For the second game in a row, Virginia Cavaliers basketball faces a team that is almost entirely rebuilt from last year’s team. The George Washington Colonials lost their top three scorers from last year and four of the top six. They had only finished 196th in the country in offensive efficiency, so perhaps the impact will not be as dramatically felt as it otherwise could be.
Among the losses was Jair Bolden, who transferred to South Carolina after being the second-leading scorer and leading GW in assists last season. Then again, he was shooting under 37% from the field, and there’s really no way you can be an asset to your team shooting that poorly, especially with a usage rate of 22%. So again, maybe it’s not a dramatic loss.
Still, the Colonials are 0-2 already, with a couple of home losses to low-major teams. On Tuesday against Stony Brook, GW scored the first 22 points of the game…and managed to lose. That’s not easy to do. They made just 16-of-34 from the FT line and allowed Stony Brook to grab 40% of their own misses. That’s how you blow a big lead.
Then on Thursday, GW lost at home to the Siena Saints. Again, they allowed offensive boards on 40% of misses, and struggled from the charity stripe (7/13). This time, though, they at least shot the ball well from outside, making 8-of-18 from 3-point land. There was no 22-0 start in this one, as Siena took over late in the first half and never trailed again.
Virginia, as you probably know, is coming off a blowout win over Towson. Virginia also struggled with rebounds and FT shooting. The Cavaliers allowed 12 offensive boards (33%) and shot just 11-of-18 from the stripe (61%). It is imperative that both of things get better before the competition improves.

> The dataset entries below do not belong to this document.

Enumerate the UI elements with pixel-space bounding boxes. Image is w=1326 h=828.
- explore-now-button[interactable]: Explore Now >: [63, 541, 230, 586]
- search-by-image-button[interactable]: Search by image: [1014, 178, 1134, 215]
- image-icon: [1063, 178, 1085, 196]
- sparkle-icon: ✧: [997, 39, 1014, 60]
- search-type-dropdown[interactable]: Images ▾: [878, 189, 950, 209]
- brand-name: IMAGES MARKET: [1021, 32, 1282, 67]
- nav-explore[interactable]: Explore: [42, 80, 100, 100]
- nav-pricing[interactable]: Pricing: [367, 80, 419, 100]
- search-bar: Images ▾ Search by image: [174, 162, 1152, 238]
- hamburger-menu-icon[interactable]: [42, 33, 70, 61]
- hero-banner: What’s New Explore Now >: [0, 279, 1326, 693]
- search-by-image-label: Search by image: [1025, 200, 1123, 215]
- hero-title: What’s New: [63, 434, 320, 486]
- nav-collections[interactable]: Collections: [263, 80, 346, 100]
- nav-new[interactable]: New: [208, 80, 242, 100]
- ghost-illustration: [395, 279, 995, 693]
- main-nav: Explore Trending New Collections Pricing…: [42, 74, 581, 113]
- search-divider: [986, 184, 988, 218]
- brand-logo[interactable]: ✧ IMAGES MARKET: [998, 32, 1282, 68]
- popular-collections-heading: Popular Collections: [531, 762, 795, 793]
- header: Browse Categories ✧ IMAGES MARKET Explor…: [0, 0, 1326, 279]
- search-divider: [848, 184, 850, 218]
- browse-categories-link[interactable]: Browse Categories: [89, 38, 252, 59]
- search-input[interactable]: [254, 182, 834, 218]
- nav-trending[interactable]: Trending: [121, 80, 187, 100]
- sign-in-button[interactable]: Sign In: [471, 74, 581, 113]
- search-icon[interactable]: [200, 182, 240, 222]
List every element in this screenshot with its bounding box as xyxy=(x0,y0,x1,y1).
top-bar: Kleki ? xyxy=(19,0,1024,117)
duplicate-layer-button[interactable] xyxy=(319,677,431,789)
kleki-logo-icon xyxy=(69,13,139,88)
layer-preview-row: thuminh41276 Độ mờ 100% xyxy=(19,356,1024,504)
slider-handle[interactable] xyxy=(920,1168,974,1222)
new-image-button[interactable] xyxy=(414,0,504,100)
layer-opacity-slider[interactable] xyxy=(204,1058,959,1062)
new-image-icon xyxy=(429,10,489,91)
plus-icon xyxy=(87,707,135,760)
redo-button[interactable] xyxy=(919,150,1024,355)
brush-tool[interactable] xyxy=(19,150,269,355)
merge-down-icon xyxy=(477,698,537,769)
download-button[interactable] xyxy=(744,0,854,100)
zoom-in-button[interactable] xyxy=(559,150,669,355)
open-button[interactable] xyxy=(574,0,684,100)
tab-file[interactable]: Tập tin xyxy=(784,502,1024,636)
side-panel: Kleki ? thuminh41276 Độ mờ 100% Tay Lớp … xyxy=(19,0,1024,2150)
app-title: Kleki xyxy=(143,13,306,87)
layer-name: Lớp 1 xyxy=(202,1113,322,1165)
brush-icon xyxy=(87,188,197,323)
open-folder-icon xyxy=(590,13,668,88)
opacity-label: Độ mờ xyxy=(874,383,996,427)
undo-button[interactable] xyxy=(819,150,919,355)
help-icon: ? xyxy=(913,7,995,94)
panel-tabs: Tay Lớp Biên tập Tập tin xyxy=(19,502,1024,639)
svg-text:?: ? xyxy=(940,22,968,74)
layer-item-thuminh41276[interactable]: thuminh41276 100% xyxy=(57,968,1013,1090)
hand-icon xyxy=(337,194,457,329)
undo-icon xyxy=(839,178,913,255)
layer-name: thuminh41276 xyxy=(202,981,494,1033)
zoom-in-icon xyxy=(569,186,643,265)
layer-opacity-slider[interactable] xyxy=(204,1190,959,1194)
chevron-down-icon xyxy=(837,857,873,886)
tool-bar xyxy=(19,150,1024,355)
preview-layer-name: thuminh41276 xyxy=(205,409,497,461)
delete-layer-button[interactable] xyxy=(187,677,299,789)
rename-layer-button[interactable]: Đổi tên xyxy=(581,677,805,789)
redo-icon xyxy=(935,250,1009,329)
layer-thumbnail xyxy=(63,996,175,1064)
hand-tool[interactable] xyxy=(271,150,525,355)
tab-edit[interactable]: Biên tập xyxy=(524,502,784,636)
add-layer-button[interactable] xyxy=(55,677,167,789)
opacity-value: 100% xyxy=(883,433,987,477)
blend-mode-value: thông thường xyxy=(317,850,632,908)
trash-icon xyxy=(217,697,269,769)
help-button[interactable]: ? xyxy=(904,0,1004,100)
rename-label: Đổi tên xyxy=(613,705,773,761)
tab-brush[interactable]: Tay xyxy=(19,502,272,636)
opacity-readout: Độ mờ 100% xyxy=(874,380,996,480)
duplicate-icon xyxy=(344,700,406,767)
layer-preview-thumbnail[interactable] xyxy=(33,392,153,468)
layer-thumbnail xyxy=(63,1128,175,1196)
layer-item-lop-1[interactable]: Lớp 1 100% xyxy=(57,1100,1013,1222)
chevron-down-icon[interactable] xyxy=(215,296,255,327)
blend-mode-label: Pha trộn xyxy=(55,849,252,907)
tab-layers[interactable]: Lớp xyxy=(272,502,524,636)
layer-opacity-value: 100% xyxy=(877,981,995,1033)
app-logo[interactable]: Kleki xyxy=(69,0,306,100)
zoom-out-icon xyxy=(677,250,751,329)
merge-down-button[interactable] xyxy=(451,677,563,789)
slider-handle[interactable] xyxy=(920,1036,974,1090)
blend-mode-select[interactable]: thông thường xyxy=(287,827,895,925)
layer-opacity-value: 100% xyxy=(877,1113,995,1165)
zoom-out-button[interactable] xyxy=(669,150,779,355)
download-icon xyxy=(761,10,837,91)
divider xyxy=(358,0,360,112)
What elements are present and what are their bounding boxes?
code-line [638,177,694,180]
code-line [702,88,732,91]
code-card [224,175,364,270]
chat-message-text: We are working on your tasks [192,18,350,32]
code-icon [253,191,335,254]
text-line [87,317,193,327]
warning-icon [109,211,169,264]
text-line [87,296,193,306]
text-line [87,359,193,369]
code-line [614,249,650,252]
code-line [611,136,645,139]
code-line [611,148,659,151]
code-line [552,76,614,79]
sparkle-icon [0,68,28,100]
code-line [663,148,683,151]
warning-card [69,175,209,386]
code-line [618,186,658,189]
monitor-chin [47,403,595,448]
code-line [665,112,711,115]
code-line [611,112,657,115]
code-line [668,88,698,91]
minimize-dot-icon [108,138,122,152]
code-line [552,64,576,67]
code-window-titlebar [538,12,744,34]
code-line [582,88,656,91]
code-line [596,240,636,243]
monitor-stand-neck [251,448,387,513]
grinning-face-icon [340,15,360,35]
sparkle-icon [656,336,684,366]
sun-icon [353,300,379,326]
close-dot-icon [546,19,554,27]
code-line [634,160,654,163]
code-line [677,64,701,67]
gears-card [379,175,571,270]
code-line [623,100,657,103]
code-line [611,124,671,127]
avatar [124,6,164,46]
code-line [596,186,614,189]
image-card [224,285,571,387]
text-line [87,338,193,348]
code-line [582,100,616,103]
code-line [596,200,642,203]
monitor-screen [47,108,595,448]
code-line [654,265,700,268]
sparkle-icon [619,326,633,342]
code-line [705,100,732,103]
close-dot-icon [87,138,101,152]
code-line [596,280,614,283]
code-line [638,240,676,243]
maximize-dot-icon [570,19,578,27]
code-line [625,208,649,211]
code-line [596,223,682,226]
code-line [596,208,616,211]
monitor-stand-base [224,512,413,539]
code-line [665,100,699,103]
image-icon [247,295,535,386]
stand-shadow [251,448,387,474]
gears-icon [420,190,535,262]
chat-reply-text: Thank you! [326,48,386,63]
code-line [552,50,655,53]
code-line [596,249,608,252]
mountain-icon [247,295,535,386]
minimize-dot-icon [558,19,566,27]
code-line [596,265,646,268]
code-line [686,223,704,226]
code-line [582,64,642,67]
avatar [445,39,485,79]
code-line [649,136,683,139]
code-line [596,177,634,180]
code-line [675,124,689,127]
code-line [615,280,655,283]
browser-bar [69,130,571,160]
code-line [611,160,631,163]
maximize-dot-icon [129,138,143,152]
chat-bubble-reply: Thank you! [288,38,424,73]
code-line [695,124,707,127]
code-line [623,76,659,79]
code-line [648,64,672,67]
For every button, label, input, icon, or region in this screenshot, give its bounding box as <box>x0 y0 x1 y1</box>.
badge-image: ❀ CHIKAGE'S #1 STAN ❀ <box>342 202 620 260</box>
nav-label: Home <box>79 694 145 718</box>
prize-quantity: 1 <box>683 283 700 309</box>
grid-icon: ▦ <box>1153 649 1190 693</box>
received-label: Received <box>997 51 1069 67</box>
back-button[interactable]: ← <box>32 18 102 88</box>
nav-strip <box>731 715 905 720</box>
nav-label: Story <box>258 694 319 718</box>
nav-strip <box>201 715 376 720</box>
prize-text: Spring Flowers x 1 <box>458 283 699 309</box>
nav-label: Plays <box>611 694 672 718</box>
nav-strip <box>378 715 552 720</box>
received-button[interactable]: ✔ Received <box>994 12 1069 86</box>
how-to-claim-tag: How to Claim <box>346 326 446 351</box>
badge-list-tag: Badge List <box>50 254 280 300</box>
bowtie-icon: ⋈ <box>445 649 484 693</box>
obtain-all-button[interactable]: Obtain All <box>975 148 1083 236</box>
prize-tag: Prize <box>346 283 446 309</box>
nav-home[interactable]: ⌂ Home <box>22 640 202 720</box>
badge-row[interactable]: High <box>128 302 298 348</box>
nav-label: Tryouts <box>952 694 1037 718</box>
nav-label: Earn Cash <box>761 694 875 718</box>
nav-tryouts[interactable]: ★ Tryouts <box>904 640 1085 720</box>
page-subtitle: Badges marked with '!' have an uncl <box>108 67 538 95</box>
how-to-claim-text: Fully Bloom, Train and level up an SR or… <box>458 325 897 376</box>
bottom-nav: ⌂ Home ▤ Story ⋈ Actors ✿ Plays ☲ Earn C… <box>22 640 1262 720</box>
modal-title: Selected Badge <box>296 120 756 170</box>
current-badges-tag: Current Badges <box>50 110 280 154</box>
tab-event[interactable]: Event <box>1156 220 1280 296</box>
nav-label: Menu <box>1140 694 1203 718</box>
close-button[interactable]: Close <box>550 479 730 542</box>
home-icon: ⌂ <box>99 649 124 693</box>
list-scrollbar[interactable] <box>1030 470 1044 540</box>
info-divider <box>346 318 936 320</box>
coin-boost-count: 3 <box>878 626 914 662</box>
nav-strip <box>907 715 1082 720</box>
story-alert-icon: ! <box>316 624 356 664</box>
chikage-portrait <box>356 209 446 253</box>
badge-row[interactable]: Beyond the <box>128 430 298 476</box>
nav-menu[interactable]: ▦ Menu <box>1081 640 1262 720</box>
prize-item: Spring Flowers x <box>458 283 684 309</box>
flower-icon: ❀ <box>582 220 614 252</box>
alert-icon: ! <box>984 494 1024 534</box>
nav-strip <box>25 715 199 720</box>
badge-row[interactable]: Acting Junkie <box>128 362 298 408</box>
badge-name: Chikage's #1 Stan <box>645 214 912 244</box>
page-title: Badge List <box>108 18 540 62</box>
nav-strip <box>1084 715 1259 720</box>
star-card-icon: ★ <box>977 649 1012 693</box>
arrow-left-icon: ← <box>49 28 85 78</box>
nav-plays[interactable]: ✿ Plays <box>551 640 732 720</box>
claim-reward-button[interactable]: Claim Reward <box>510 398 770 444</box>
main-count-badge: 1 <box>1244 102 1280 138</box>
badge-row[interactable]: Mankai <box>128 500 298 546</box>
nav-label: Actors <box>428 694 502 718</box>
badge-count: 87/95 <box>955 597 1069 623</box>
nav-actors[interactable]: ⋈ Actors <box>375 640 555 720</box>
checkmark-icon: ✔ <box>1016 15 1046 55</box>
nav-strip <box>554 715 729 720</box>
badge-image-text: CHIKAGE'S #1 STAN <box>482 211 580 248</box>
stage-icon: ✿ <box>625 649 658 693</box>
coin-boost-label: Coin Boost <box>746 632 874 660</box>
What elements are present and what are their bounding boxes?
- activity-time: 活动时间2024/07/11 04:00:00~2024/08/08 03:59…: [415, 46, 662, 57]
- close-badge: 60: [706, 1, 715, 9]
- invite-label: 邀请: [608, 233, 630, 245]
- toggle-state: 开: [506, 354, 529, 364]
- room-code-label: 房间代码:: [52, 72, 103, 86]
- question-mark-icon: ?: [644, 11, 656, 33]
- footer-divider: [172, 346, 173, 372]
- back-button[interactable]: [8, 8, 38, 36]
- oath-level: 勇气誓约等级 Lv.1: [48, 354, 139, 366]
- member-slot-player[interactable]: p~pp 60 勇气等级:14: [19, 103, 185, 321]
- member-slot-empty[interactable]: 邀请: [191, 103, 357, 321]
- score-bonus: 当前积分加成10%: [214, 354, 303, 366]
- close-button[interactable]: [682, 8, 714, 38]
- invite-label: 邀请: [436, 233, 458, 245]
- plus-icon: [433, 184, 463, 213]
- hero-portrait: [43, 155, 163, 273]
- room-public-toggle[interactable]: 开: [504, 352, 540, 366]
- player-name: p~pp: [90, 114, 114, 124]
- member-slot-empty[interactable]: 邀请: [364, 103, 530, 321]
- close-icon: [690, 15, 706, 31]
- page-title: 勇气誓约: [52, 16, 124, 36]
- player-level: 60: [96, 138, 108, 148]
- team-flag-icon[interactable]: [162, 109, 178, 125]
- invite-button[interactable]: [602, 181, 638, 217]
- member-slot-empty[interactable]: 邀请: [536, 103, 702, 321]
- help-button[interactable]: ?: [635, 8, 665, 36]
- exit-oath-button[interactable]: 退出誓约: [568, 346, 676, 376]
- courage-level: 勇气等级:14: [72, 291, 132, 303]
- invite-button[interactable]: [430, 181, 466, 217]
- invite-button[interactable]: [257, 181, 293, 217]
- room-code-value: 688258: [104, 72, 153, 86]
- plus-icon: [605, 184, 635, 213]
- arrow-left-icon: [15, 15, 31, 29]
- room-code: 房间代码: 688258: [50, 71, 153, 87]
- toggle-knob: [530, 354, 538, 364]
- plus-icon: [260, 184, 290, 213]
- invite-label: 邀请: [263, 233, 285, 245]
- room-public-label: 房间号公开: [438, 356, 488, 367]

GW ranked 301st last year in 3-point shooting, at just 32%. In the opener, they shot 6-of-20, at home no less. As mentioned, the shooting was better on Thursday, but they still aren’t a strong outside shooting team. You simply aren’t going to beat the Pack Line without making some outside shots. GW certainly has some guys who will fire it up from outside, but they aren’t truly shooters.
Despite a large roster overhaul, this isn’t really a young team. On the inside, they’re led by 6’8” 250 lb junior Arnaldo Toro. He can shoot it a little bit, but he’s also strong on the interior and on the glass. He has a tendency to get frustrated if he can’t get things going inside, so he’ll move outside and start jacking up jumpers. He’s under 25% for his career from behind the arc, taking around one per game. Toro shot 77% from the FT line last year but is just 2-of-8 so far this year.
In the frontcourt with Toro, the Colonials have Illinois transfer D.J. Williams, a 6’7” 215 pounder who can score both off the bounce and with a jumper. He was a top-100 recruit but didn’t play much for the Illini. He’s also a solid defender, but simply plays too weak to have a big impact. He didn’t play in the opener, and I don’t know why. In his stead was freshman Mezie Offurum. Offurum is similar, though he’s more willing to bang inside and works the glass well. He saw only seven minutes against Siena after leading the team with 40 minutes played in the opener.
Other than Toro, this is a perimeter heavy team. They start three guards and almost always have three on the floor. Sophomore guard Terry Nolan is the top returning scorer, and he shot just 31% from three. He is 6-of-14 so far this year. Figure on him matching up with Kyle Guy most of the game. Charleston Southern transfer Armel Potter is the PG and had a game high 21 points in the opener. He was 0-of-3 from downtown, but is 9-of-18 so far on 2s and finds a way to get to the stripe. In two years at CSU, he shot about 32% from three on over 200 attempts. He’ll take the shot. But that doesn’t make him a shooter. He’ll match up with Jerome, whose length will bother the 6’1” PG. That leaves Hunter on 6’3” wing Justin Mazzulla. Mazzulla is a physical player and he’s shown improvement in his shooting early this year. He’s just too small for Hunter, who could have a big game.
Considering the success Tony had with his small-ball lineups against Towson, figure on seeing a lot more of that. Braxton Key was the fifth starter on Tuesday and there’s no reason for that to change. He’s too strong for D.J. Williams to contain. Similarly, Jack Salt is a tough matchup for Toro inside, who is used to have a strength advantage. Toro isn’t the quick leaper that Towson’s Dennis Tunstall was. Tunstall had 5 offensive rebounds, though Salt wasn’t in the game for all of them. Keeping Toro off the glass will make it very difficult for GW to score points.
The three GW guards are 6’1”, 6’2” and 6’3”. How are they going to match up with 6’7” DeAndre Hunter or 6’5” Ty Jerome? And Williams against Key is also a mismatch in favor of the Hoos. And a team with nobody taller than 6’9” isn’t going to be able to stop 7-foot Jay Huff.
GW has had some very strong basketball teams over the years. When this game was scheduled, it seemed like a good early season test for Virginia. That hasn’t worked out. The Colonials might be worse than Towson and this game could get ugly. Pack Line Pledgers, get your checkbooks ready.